Strona 1 z 1

Maltretowana kicia szuka dobrego domu

PostNapisane: Pon paź 03, 2005 20:50
przez celesta
Kotka, dorosla, burasek, zostala najprawdopodobniej wyrzucona z domu po urodzeniu kociat.
A jako, ze nieszczescia chodza stadami, spotkalo ja kolejne zlo - dzieci najpierw przyczepily jej petarde do ogona, nastepnie ja odpalily... A potem stalo sie najgorsze - jej przednia lapka zostala zmiazdzona.
Lapka jeszcze ropieje, wkrotce uschnie, kotka jednak porusza sie calkiem sprawnie a lekarz stwierdzil, ze amputacja nie bedzie konieczna.
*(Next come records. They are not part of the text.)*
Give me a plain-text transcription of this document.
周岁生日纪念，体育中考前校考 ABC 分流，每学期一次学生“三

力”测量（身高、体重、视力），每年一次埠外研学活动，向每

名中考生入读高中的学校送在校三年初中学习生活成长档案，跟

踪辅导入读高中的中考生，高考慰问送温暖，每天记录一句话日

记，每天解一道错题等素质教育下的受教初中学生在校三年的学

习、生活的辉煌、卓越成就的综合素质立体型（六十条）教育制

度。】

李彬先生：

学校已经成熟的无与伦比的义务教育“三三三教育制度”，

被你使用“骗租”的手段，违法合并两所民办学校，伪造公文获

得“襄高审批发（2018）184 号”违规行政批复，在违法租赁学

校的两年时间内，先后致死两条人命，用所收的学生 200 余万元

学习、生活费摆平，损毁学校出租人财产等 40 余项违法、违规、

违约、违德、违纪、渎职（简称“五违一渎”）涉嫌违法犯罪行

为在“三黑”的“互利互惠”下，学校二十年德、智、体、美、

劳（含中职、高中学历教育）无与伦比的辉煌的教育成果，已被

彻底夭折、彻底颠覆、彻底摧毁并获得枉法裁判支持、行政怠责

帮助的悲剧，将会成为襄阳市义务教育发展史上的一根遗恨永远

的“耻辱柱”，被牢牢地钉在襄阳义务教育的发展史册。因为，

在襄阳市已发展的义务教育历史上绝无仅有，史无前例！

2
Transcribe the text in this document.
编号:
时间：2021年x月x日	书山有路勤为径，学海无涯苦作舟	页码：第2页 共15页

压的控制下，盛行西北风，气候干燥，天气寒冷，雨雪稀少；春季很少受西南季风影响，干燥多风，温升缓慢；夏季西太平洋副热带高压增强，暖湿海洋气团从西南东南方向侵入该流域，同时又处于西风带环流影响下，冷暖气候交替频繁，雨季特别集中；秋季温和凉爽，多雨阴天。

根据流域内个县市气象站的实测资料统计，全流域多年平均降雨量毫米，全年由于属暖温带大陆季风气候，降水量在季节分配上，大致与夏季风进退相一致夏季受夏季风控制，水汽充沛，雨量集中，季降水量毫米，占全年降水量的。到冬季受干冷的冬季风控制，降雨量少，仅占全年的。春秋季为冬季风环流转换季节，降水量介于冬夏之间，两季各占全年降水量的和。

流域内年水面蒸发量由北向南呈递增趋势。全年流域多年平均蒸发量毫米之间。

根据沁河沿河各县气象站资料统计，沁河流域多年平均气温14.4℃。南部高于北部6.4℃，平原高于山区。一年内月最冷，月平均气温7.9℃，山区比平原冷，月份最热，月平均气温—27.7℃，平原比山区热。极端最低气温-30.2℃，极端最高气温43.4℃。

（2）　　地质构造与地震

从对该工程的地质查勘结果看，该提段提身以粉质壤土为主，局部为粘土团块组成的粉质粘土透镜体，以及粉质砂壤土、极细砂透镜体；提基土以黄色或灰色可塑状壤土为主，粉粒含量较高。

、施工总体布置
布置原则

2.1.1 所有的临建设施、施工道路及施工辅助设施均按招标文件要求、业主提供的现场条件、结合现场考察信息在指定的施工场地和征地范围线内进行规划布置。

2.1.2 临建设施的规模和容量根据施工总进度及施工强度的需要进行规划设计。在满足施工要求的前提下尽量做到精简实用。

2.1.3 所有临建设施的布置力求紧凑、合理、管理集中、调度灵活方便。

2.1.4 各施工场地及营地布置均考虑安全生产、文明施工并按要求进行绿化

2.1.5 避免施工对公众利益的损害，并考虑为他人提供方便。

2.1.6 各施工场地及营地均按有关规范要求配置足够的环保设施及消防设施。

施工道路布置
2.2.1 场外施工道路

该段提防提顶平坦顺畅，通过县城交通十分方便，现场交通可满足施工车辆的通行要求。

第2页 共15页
Korzysta z kuwety, jest grzeczna i mila, tylko nikt jej nie chce...
Gdyby ktos mogl podarowac jej swoje serce i dach nad glowa - prosze o telefon, po 17.00
0603-75-99-56

PostNapisane: Pon paź 03, 2005 21:13
przez Kasia D.
:strach:
A gdzie ona teraz jest?
Opiekuje sie nią ktoś?


Boszsz....co za ludzie... :twisted: :twisted: :twisted:

PostNapisane: Pon paź 03, 2005 22:22
przez Tika
Kasia D. pisze::strach:
A gdzie ona teraz jest?
Opiekuje sie nią ktoś?


Boszsz....co za ludzie... :twisted: :twisted: :twisted:
:strach: :strach: :strach: :strach:

PostNapisane: Wto paź 04, 2005 8:58
przez Catrina
domek pilnie potrzebny!

PostNapisane: Wto paź 04, 2005 17:51
przez celesta
Tak, opiekuja sie ludzie z bloku. Kupuja karme, oplacili leczenie.
Przez najblizsze trzy tygodnie kicia bedzie u jednej pani, ktora potem wyjezdza na dluzej za granice. Na nastepne dwa tygodnie wezmie ja mama tej pani, ale potem nie wiadomo co robic, bo kicia jest domowa a idzie zima...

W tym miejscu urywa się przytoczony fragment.